Oppenheim Architecture

Portrait

  • Beat Huesler

Beat Huesler et Chad Oppenheim se connaissent depuis l’époque où ils étaient étudiants à l’université Cornell de New York, où Huesler a obtenu sa licence et son master en architecture.

Huesler est un architecte agréé qui possède plus de 26 ans d’expérience professionnelle. Il a consolidé sa formation professionnelle dans des sociétés à New York et à Bâle, en Suisse, avant de fonder en 1996 Huesler Architekten à Muttenz, également en Suisse. Son expérience approfondie des interventions modernes et délicates sur des structures historiques lui a valu le prix Gutes Bauen pour les cantons de Bâle-Ville et de Bâle-Campagne en 2002.

En qualité de directeur d’Oppenheim Architecture + Design Europe, Huesler a coordonné les projets d’Oppenheim, parmi lesquels le Kempinksi Lavender Bay Resort en Grèce, le plan directeur de restauration de la brique pour Allschwil, en Suisse, et le siège d’Enea à Rapperswil-Jona, toujours en Suisse, qui a déjà obtenu 3 prix de design prestigieux.

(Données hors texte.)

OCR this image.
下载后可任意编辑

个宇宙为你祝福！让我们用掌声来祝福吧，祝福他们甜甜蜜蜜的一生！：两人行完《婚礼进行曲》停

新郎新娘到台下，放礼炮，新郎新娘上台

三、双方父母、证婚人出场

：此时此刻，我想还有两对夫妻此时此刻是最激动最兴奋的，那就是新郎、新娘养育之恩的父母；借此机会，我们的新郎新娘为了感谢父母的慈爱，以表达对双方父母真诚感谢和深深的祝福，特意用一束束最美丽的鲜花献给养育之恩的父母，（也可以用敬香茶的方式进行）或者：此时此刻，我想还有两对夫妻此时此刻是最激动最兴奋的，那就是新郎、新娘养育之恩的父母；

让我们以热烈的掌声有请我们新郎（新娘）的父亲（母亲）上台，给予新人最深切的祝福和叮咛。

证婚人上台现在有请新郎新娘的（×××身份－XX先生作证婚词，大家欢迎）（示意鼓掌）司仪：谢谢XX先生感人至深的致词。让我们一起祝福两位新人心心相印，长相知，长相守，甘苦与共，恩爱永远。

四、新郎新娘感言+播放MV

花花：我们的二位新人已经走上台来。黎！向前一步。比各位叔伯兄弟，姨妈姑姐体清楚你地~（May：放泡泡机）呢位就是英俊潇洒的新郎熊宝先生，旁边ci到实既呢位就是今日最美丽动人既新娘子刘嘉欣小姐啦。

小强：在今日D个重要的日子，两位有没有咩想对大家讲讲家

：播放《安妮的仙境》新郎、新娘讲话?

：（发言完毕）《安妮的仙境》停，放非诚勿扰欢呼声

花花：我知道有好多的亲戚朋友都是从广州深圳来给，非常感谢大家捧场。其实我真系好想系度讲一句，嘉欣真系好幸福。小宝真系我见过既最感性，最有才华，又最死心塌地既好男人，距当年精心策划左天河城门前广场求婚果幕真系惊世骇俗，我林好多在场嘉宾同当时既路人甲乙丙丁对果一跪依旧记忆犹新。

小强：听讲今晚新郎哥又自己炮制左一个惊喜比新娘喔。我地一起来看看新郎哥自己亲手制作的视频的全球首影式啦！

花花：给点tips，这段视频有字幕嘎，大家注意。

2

Élargissant le domaine de ses compétences architecturales, Huesler est engagé dans des activités civiles comme architecte consultant pour la Commission suisse des centres-villes historiques, et il est également président de la Chambre de commerce de Muttenz et président fondateur du Conseil des affaires économiques de Muttenz.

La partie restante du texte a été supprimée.